ACCURACY = "Accuracy"


# Defining the function how the metric is computed
def accuracy_computation(ctx, option='macro', **kwargs):
    (confusion_matrix_metric, computation) = unpack(ctx, "data", "computation")
    confusion_matrix = confusion_matrix_metric.result

    """
    This function calculates the accuracy
    :param confusion_matrix: The confusion matrix of the classification
    :param option: Micro averaged or macro averaged

    :return: accuracy
    """
    if confusion_matrix is None:
        return None

    metrics = dict()
    precision = np.zeros(shape=(len(confusion_matrix)))
    recall = np.zeros(shape=(len(confusion_matrix)))
    f1_measure = np.zeros(shape=(len(confusion_matrix)))
    tp = 0
    column_sum = np.sum(confusion_matrix, axis=0)
    row_sum = np.sum(confusion_matrix, axis=1)
    for idx in range(len(confusion_matrix)):
        tp = tp + confusion_matrix[idx][idx]
        # Removes the 0/0 error
        precision[idx] = np.divide(confusion_matrix[idx][idx], column_sum[idx] + int(column_sum[idx] == 0))
        recall[idx] = np.divide(confusion_matrix[idx][idx], row_sum[idx] + int(row_sum[idx] == 0))
        if recall[idx] == 0 or precision[idx] == 0:
            f1_measure[idx] = 0
        else:
            f1_measure[idx] = 2 / (1.0 / recall[idx] + 1.0 / precision[idx])

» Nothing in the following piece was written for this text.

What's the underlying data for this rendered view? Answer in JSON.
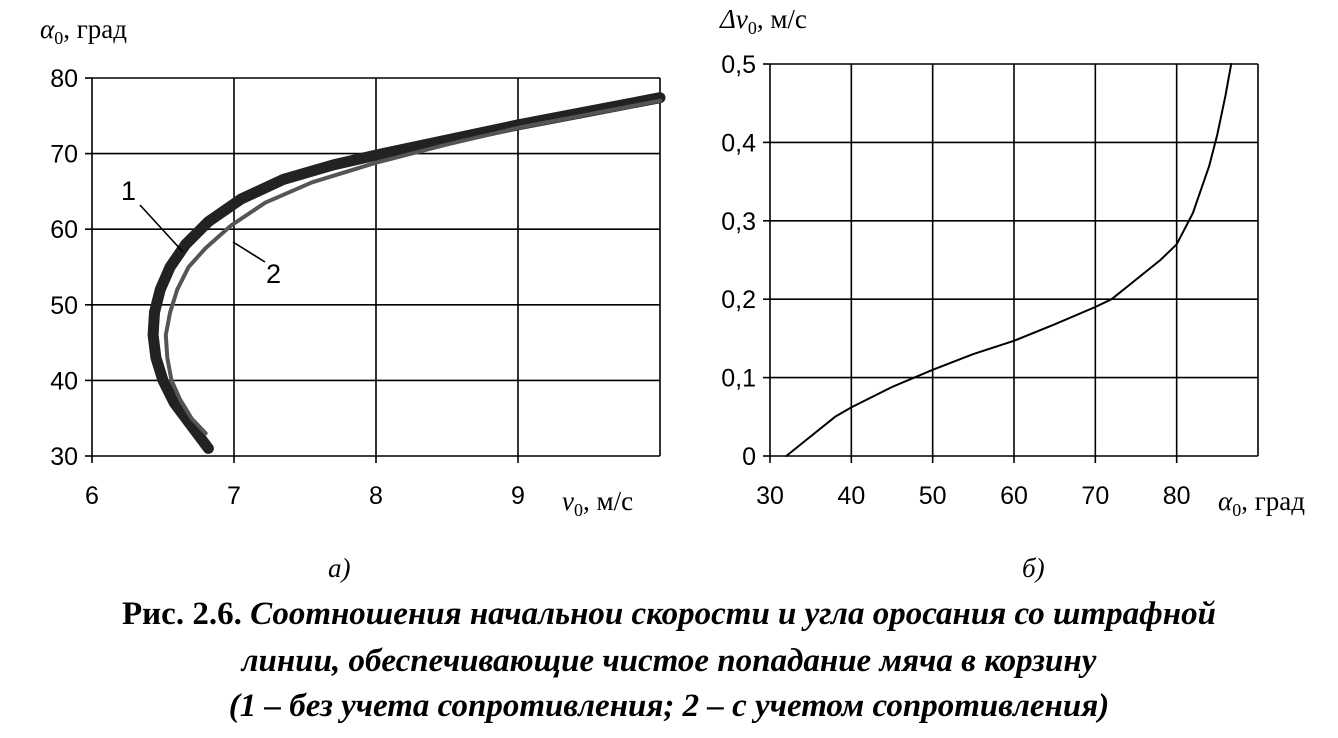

    accuracy = tp / np.sum(confusion_matrix)
    if option == 'macro':
        metrics[ACCURACY] = accuracy

    elif option == 'micro':
        metrics[ACCURACY] = accuracy

    else:
        metrics[ACCURACY] = accuracy

    return Metric(name=ACCURACY, computation=computation, result=deepcopy(metrics))

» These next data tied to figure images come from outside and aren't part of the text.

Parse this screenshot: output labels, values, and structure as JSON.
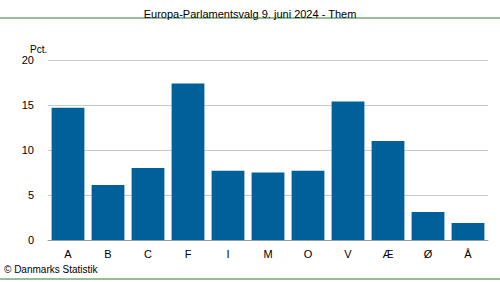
{
  "chart_data": {
    "type": "bar",
    "title": "Europa-Parlamentsvalg 9. juni 2024 - Them",
    "ylabel": "Pct.",
    "source": "© Danmarks Statistik",
    "categories": [
      "A",
      "B",
      "C",
      "F",
      "I",
      "M",
      "O",
      "V",
      "Æ",
      "Ø",
      "Å"
    ],
    "values": [
      14.7,
      6.1,
      8.0,
      17.4,
      7.7,
      7.5,
      7.7,
      15.4,
      11.0,
      3.1,
      1.9
    ],
    "color": "#00619a",
    "ylim": [
      0,
      20
    ],
    "yticks": [
      0,
      5,
      10,
      15,
      20
    ],
    "grid": true
  }
}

# Defining the class that contains the metric, its name and what it consumes
class Accuracy(MetricProviderMixin):

    NAME = "Accuracy"

    def __init__(self, *args, **kwargs):
        super().__init__(code=PythonPackage(package=__name__, variable="accuracy_computation",
                                            repository_identifier=PipIdentifier(pip_package=_name.__name__,
                                                                                version=_version.__version__)),
                                                                                **kwargs)

    @property
    def consumes(self) -> str:
        return str(ConfusionMatrix)

    def __str__(self):
        return self.NAME


# Defining the reference to the metric
accuracy_ref = PythonPackage(package=__name__, variable="accuracy",
                             repository_identifier=PipIdentifier(pip_package=_name.__name__,
                                                                 version=_version.__version__))

# Creating the metric object
accuracy = Accuracy(reference=accuracy_ref)

# Adding it to the metric registry
metric_registry.add_providers(accuracy)

In addition to all this, there is a flag that is known as allow_metrics. This flag allows the user to turn off the metric computation if there is ever such a scenario. The allow_metric flag is set as true by default but can be turned off on a component level basis.